国土交通省はシェアハウスを「寄宿舎」に該当と通知
こうした事態を受けて、国土交通省はまず、多人数の居住実態がありながら、防火関係規定などの建築基準法違反の疑いのある建築物について、情報受付窓口を設けて情報提供を呼びかけました。違反の疑いがある建築物を把握した場合は、特定行政庁の判断で消防部局と連携して立ち入り調査を行ったうえで、適切な是正措置を講じるよう要請しています。また、不動産業関係団体、建設業関係団体、建築士関係団体宛てに、疑いのある建築物の賃貸の仲介を行わないこと、工事を受注した際などに情報提供を行うことなどを要請しました。
国土交通省の対応のなかでも注目されるのは、平成25年9月6日付の通知において、こうした「事業者が入居者を募集し、自ら管理する建築物に複数人を居住させる」貸しルームは、従前用途や改修の有無にかかわらず、建築基準法の「寄宿舎」に該当するとした点です。また、同じ通知において、図1~3のような間仕切壁を設けた区画は、「居室」に該当する点も明示しました。

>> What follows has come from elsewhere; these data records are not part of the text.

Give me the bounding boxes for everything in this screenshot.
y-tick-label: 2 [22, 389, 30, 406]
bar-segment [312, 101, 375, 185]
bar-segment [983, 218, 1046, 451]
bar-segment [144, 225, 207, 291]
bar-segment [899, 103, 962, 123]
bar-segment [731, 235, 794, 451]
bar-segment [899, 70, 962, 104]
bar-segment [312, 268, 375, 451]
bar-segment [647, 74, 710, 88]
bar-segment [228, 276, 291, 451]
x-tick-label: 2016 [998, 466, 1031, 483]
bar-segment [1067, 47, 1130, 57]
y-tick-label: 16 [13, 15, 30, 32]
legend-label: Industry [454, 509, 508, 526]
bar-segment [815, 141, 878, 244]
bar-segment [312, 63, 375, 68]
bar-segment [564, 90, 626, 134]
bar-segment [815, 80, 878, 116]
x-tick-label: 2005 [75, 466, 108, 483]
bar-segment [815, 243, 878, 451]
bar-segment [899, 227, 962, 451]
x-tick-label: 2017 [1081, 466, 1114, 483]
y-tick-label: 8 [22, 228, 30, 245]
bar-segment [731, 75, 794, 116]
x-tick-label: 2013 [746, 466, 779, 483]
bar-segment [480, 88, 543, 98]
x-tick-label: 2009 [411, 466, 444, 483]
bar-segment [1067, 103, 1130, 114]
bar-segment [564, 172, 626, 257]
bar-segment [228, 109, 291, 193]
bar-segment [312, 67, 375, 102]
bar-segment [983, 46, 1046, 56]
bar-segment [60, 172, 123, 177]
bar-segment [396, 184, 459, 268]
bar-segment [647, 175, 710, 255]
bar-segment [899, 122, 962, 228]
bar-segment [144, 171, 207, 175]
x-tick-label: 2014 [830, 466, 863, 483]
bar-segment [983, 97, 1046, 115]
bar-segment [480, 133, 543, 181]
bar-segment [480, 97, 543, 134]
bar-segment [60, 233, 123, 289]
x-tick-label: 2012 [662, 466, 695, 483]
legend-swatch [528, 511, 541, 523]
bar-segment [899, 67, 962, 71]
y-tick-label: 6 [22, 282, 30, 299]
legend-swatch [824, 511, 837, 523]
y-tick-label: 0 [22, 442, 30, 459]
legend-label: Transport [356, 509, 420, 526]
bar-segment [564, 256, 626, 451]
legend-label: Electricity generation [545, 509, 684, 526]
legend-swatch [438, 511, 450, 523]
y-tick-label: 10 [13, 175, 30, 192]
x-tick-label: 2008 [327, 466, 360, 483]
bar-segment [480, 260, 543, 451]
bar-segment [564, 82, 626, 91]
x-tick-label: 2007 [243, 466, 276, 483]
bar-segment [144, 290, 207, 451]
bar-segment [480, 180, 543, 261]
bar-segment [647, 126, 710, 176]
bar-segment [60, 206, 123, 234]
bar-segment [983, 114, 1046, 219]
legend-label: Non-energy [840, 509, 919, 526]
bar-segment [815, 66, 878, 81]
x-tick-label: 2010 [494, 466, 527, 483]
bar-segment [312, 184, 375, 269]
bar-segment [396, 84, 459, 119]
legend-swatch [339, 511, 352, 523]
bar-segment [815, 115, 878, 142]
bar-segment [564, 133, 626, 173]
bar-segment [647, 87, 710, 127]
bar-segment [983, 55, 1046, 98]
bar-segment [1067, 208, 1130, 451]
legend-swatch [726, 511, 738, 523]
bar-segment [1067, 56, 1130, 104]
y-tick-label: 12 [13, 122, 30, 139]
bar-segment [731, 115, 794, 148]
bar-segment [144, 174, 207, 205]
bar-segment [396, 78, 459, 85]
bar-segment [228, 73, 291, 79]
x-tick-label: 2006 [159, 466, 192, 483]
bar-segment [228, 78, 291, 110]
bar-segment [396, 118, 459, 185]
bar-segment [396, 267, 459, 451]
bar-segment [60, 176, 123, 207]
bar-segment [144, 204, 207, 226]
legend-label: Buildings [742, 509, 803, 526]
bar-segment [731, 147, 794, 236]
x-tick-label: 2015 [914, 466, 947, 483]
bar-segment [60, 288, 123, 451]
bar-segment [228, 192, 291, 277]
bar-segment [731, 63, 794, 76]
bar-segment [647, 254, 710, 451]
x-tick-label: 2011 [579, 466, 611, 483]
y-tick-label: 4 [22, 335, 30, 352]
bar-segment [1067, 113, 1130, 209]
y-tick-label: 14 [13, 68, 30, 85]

国土交通省は、8月30日時点のこうした取り組みの状況について、9月25日に公表しました。その結果は、「建築基準法違反があり是正指導中の物件」が154件、「建築基準法違反があり是正指導準備中の物件」が37件あり、合計191件の違法貸しルームがあったことになります。ほかに、無違反や閉鎖中などの物件が33件、調査中の物件が506件という状況でした。
通常のシェアハウスへの影響は?
さて、国土交通省が「寄宿舎」など具体的な法解釈を提示したことで、脱法シェアハウスの是正措置が取りやすくなりました。しかし、脱法だけでなく、健全なシェアハウスにもその影響が及んでいます。ガイドが見学した通常のシェアハウスは、シェアハウスとして新築したものではなく、住宅や寮、旅館などの既存の建物をリノベーションしたものばかりでした。その中には、木造住宅を改修したものも含まれます。建築基準法上、木造一戸建てに比べると、共同住宅は防火性能などの規制が厳しくなっています。このため、木造一戸建てをシェアハウスにリノベーションした場合、寄宿舎としての基準を満たさない可能性があり、シェアハウス業界が困惑しているという状況が生まれています。